Create a Mailing Schedule for Event-based Emails

Respect your audience by establishing a mailing schedule specifically for your events that coordinates with your overall mailing schedule. This will ensure you are not inundating your audience with countless emails over and over again. An example of an event mailing schedule would be:

  • 1st Email: 30 days out (save the date with option to register)
  • 2nd Email: Two weeks in advance (registration)
  • 3rd Email: Week of (Schedule, location details, late registration)
  • 4th Email: Thank you! (thank you for attending – provide your feedback, you could survey higher level events as well)

All of these emails should include links to all of your upcoming events online so the user can explore them at their leisure.
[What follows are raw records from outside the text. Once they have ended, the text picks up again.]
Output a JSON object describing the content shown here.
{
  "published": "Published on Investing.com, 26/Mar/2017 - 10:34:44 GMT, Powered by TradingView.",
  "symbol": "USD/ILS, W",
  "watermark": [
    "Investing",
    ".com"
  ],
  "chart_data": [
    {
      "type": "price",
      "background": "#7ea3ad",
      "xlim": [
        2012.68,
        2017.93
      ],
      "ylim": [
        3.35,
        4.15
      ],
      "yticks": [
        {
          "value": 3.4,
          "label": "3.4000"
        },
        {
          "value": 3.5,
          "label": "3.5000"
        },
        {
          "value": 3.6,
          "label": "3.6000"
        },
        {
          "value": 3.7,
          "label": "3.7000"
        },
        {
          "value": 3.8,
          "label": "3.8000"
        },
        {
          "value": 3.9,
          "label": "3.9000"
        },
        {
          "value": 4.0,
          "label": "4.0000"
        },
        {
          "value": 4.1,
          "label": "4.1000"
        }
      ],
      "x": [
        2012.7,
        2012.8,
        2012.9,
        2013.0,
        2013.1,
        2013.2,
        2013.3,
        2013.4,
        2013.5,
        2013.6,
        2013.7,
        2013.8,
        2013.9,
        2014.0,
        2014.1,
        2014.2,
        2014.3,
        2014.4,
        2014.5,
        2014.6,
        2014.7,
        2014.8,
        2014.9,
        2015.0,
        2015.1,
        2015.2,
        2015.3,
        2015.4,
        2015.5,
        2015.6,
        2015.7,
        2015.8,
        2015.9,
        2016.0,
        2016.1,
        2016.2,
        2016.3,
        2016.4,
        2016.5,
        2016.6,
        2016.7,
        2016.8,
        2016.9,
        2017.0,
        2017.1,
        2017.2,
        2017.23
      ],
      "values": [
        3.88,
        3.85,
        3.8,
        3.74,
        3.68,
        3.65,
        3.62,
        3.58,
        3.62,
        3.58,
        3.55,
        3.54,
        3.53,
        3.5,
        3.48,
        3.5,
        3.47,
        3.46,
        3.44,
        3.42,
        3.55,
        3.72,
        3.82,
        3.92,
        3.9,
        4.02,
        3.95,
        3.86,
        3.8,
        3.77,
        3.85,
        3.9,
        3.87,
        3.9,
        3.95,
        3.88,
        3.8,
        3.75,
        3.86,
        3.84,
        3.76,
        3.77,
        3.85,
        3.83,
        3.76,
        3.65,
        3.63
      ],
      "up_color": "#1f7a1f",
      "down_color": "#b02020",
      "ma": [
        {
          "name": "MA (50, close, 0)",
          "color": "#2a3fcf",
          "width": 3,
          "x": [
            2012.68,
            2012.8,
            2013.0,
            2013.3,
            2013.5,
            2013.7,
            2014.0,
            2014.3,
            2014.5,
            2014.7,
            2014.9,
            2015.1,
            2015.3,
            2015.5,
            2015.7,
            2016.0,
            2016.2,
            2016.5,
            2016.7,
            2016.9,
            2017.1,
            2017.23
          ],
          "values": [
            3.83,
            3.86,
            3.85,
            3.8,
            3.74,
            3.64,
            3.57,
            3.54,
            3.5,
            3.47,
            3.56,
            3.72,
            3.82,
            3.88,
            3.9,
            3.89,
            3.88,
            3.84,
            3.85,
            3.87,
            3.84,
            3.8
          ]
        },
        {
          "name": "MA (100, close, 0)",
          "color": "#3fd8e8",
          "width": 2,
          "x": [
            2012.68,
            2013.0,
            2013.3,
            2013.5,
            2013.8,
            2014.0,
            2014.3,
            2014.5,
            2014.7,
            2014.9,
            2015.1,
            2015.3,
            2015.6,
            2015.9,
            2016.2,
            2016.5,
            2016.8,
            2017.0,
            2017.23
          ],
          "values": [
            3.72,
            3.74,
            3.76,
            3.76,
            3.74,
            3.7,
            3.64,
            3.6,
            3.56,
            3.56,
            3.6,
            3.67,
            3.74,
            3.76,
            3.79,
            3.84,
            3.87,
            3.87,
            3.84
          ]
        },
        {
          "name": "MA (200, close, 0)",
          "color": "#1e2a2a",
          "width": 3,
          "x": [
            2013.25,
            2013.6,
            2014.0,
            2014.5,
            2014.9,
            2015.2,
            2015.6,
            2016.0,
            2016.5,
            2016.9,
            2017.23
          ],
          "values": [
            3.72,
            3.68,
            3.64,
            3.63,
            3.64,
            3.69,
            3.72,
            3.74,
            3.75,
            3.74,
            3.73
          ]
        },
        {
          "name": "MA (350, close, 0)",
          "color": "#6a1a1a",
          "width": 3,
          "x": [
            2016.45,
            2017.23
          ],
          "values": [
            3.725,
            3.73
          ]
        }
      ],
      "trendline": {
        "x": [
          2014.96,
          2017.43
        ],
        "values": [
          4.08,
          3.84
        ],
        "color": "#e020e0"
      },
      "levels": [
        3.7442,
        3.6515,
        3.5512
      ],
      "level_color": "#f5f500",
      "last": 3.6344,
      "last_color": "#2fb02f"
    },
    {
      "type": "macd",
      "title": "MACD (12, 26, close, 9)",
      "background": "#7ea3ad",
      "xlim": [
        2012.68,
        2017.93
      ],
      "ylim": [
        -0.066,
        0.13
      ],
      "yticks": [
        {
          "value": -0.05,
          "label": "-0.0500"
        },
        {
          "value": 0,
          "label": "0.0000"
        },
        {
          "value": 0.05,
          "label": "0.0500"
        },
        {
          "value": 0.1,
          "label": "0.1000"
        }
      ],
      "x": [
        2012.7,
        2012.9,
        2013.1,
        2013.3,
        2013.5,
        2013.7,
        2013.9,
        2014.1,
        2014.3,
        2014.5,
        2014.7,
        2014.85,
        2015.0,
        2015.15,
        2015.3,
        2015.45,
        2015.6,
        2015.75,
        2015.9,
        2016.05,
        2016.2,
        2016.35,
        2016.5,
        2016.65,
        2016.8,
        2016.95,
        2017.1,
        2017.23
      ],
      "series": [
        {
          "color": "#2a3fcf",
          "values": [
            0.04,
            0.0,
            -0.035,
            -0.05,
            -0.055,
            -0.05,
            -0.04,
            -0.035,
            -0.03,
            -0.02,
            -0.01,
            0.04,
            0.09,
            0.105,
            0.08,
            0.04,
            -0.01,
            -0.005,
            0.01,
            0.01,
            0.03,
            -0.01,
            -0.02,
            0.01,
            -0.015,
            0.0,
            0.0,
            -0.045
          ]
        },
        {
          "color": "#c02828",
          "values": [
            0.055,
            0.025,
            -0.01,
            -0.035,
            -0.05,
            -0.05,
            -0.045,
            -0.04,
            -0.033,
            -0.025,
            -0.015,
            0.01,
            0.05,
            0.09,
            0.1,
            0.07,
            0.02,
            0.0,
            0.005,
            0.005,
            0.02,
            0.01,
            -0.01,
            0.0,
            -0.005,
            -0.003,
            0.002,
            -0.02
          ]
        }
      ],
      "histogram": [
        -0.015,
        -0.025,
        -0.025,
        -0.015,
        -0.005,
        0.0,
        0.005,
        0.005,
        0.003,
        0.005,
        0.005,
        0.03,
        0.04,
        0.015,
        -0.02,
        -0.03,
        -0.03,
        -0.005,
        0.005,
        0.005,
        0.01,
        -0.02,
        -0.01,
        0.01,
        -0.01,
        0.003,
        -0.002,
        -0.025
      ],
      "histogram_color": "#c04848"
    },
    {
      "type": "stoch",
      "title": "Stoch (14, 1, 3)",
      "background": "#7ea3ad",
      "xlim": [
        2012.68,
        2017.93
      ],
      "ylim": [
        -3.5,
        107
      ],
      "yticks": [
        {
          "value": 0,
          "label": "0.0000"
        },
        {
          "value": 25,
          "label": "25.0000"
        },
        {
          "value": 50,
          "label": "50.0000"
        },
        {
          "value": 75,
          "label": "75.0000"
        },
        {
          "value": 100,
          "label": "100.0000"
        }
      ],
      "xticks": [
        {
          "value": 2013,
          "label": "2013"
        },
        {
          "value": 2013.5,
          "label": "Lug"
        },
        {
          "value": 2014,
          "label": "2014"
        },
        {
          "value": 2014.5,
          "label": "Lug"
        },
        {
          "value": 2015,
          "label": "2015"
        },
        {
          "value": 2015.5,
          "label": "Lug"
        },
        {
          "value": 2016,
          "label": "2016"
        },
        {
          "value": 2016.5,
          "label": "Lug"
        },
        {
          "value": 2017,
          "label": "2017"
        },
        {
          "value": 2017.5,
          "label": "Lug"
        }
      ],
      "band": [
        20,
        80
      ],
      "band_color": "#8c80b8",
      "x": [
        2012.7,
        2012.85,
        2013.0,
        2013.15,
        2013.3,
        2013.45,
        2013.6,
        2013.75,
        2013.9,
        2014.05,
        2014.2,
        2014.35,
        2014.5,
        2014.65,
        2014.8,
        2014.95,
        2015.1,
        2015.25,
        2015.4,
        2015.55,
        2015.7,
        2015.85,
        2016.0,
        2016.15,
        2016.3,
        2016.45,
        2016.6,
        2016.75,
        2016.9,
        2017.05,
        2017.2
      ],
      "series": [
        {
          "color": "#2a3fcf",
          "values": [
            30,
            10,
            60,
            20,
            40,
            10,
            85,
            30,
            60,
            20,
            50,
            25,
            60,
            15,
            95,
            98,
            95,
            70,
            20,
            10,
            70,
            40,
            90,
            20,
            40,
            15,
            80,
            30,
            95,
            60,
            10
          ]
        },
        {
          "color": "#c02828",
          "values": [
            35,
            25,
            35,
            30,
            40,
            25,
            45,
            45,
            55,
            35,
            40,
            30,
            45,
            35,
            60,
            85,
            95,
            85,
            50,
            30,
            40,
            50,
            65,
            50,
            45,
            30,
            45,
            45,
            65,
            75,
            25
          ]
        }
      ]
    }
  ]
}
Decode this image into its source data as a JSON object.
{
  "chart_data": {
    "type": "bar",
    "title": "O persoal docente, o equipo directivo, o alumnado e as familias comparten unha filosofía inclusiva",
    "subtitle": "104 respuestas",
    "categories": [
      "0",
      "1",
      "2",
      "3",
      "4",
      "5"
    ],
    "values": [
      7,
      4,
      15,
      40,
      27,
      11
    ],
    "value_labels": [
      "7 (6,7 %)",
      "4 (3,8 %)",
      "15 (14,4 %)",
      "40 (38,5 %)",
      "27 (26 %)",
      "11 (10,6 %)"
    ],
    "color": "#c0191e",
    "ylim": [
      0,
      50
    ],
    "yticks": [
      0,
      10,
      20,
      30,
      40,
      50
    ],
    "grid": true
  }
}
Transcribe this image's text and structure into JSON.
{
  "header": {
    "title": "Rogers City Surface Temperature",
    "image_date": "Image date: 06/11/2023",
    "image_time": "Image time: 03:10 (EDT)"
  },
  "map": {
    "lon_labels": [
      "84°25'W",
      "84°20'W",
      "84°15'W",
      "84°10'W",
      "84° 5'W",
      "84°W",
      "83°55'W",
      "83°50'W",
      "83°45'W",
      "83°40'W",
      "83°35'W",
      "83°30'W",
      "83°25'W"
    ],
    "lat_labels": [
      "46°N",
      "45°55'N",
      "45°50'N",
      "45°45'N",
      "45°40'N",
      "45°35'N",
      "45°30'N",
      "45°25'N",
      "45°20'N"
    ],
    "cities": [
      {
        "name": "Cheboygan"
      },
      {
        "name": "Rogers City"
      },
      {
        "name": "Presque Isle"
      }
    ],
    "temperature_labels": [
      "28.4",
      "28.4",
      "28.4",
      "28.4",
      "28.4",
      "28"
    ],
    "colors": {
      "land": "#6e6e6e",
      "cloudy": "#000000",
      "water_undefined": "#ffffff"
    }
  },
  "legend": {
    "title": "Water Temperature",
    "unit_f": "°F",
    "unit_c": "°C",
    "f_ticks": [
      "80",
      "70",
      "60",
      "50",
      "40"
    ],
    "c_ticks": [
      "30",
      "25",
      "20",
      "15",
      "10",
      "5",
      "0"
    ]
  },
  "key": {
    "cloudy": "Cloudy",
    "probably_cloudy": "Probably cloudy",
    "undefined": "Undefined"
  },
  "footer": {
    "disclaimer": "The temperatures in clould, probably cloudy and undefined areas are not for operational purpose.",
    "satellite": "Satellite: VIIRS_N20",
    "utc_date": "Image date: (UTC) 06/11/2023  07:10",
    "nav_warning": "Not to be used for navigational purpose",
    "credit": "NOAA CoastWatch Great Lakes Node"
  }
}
Create a Catchy Subject Line

Some might argue this is the most important part of an email. Make the subject line short, to the point and engaging. This is important because the subject line determines whether an email is deemed interesting enough to open. So, get creative. Stay away from using spammy words in your subject lines and never use ALL CAPS or ridiculous **Attention** type language in your subject lines. Not only will you increase your chances of landing your email in the dreaded “junk” or “spam” folder, you will increase the chances of your users marking you as spam or unsubscribing from your emails.

Create Concise Content

You don’t have to send a novel to get your point across. If your email is too long, you run the risk of your readers deleting it all together. Keep it short and scannable. Write quick one to two sentence paragraphs that summarize your story or event then link to the story or event online to learn more. This approach also allows you to gauge your users interest in your stories or events through tracking your click-through rate (CTR).

Format Your Content

Create a professional header that is branded and clean. WSU’s Creative Services department can help. When it comes to the content of your emails it is best to use text paired with images or graphics. Never use a graphic with your text embedded it. You increase your chances of being marked as spam and you make it difficult for your audience to read your message. This is because email providers do not download images by default. So stay away from all image emails. When you do use an image, use detailed alt text that defines what the image is for the user.

Avoid Using “Spammy” Words

Include a Way to Read Online:

Include a link to read the email online in the event a recipient is unable to download the entire message or runs into missing content.

Allow Recipients to Unsubscribe

Always include a way for recipients to unsubscribe from future messages from you. Give them the opportunity to manage their preferences rather than just unsubscribing.

Segment Your Audience

One of the best ways to upset your audience, and get marked as spam, is to send a lot of emails. Avoid this by segmenting your audience for each email. In your database pull lists of only users that would be interested in your email at that particular point in time. If you are ever in the position of sending two emails on the same day, or even same week, make sure you two separate lists that do not have any user overlap.

Test Your Emails

Always test your email before you send it. Send it to several different users in your office and view it on multiple devices. You want to ensure the format looks great and that all your links are working.


Use the tools that you have access to, track your links, open rate, CTR, marked as spam rate for each email you send to get a sense of how engaged your audience is with your emails. This helps you to identify what types of events/stories resonate best with your audience. Use this information to create similar ones in the future.